In his speech, Obama said the Israeli-Palestinian conflict has cast a shadow over the Mideast.
"For Israelis, it has meant living with the fear that their children could get blown up on a bus or by rockets fired at their homes, as well as the pain of knowing that other children in the region are taught to hate them," Obama said. "For Palestinians, it has meant suffering the humiliation of occupation, and never living in a nation of their own."
Obama said efforts by Palestinians to delegitimize Israel will end in failure.
"Palestinian leaders will not achieve peace or prosperity if Hamas insists on a path of terror and rejection," Obama said. "And Palestinians will never realize their independence by denying the right of Israel to exist."
In the wide-ranging talk, Obama said that the top U.S. priority in the Mideast and North Africa is the promotion of reform and democracy.
The United States welcomes any regional change that advances self-determination and opportunity, Obama said, as he compared what is happening in the region to signature moments of American history.
"We face a historic opportunity. We have a chance to show that America values the dignity of a street vendor in Tunisia more than the raw power of the dictator," he said.
The president saluted the popular unrest sweeping the Middle East and said the U.S. future was bound to that of the region, which is caught up in unprecedented upheaval.
"The people have risen up to demand their basic human rights. Two leaders have stepped aside. More may follow," Obama told an audience of U.S. and foreign diplomats at the State Department in Washington.

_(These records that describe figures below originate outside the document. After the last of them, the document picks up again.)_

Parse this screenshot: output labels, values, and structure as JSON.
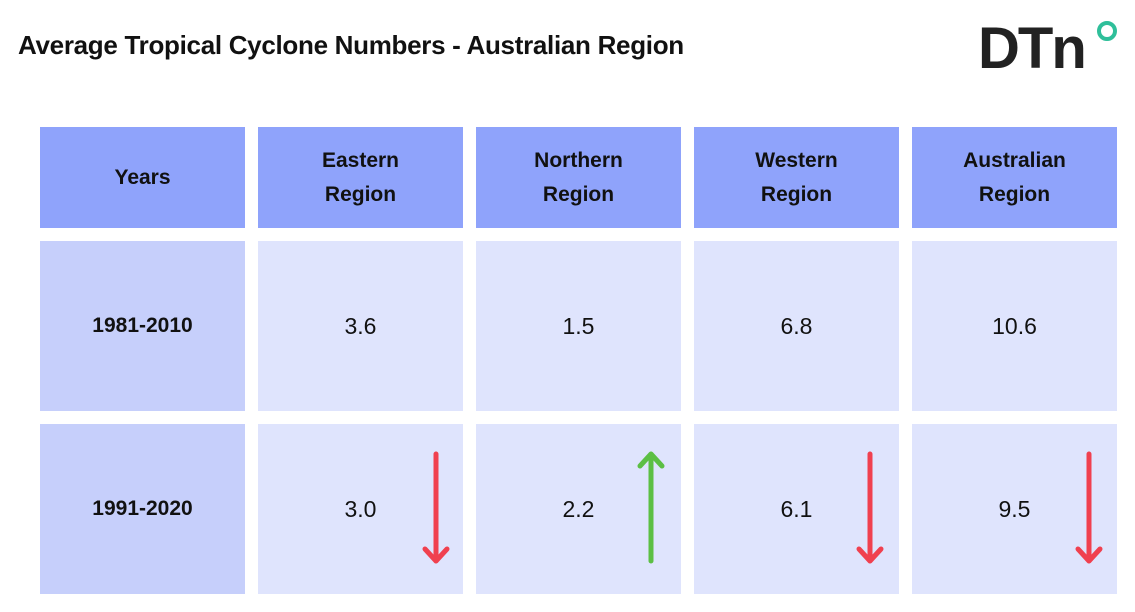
{
  "header": {
    "title": "Average Tropical Cyclone Numbers - Australian Region",
    "logo": "DTn"
  },
  "table": {
    "columns": [
      "Years",
      "Eastern Region",
      "Northern Region",
      "Western Region",
      "Australian Region"
    ],
    "rows": [
      [
        "1981-2010",
        "3.6",
        "1.5",
        "6.8",
        "10.6"
      ],
      [
        "1991-2020",
        "3.0",
        "2.2",
        "6.1",
        "9.5"
      ]
    ]
  }
}
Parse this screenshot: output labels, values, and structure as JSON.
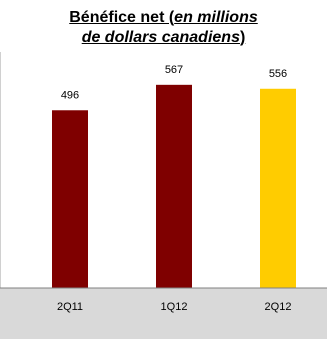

He hailed the killing of al-Qaida terrorist leader Osama bin Laden and declared that bin Laden's vision of destruction was fading even before U.S. forces shot him dead.
Story: Transcript: Obama's Mideast speech
"By the time we found bin Laden, al-Qaida's agenda had come to be seen by the vast majority of the region as a dead end, and the people of the Middle East and North Africa had taken their future into their own hands," Obama said.
The president also ratcheted up pressure on Syrian leader Bashar al-Assad, saying for the first time that he must stop a crackdown on protests and lead a democratic transition "or get out of the way." The U.S. imposed economic sanctions on al-Assad and other Syrian officials on Wednesday.
Backs Mideast plan based on 1967 borders
Obama went further than he has in the past in laying out the parameters of an agreement between Israel and the Palestinians, but stopped short of outlining a formal U.S. peace plan.
"The borders of Israel and Palestine should be based on the 1967 lines with mutually agreed swaps, so that secure and recognized borders are established for both states," he said.
"Our commitment to Israel's security is unshakeable," Obama said. "But precisely because of our friendship, it is important that we tell the truth: the status quo is unsustainable, and Israel too must act boldly to advance a lasting peace."
The speech was aimed at audiences in the United States as well as in the Middle East and North Africa, where the State Department was providing simultaneous translation in Arabic, Farsi and Hebrew.
Struggling to regain the initiative in a week of intense Middle East diplomacy, Obama was seizing an opportunity to reach out to the Arab world in the wake of the death of bin Laden at the hands of U.S. Navy SEAL commandos.
Obama had raised hopes with his 2009 speech in Cairo promising a "new beginning" with the Muslim world after years of estrangement under his predecessor, George W. Bush.
But the glow has faded and polls show anti-Americanism on the rise again.
The administration's announcement on Wednesday of its first sanctions directly targeting Assad over Syria's violent crackdown on protests was seen in part as an attempt to quell criticism that Washington was responding too cautiously.
Obama's domestic opponents have also accused him of acting too timidly in Libya to break the stalemate between Moammar Gadhafi and rebels trying to oust him, and of not being tough enough with autocratic allies in Yemen and Bahrain.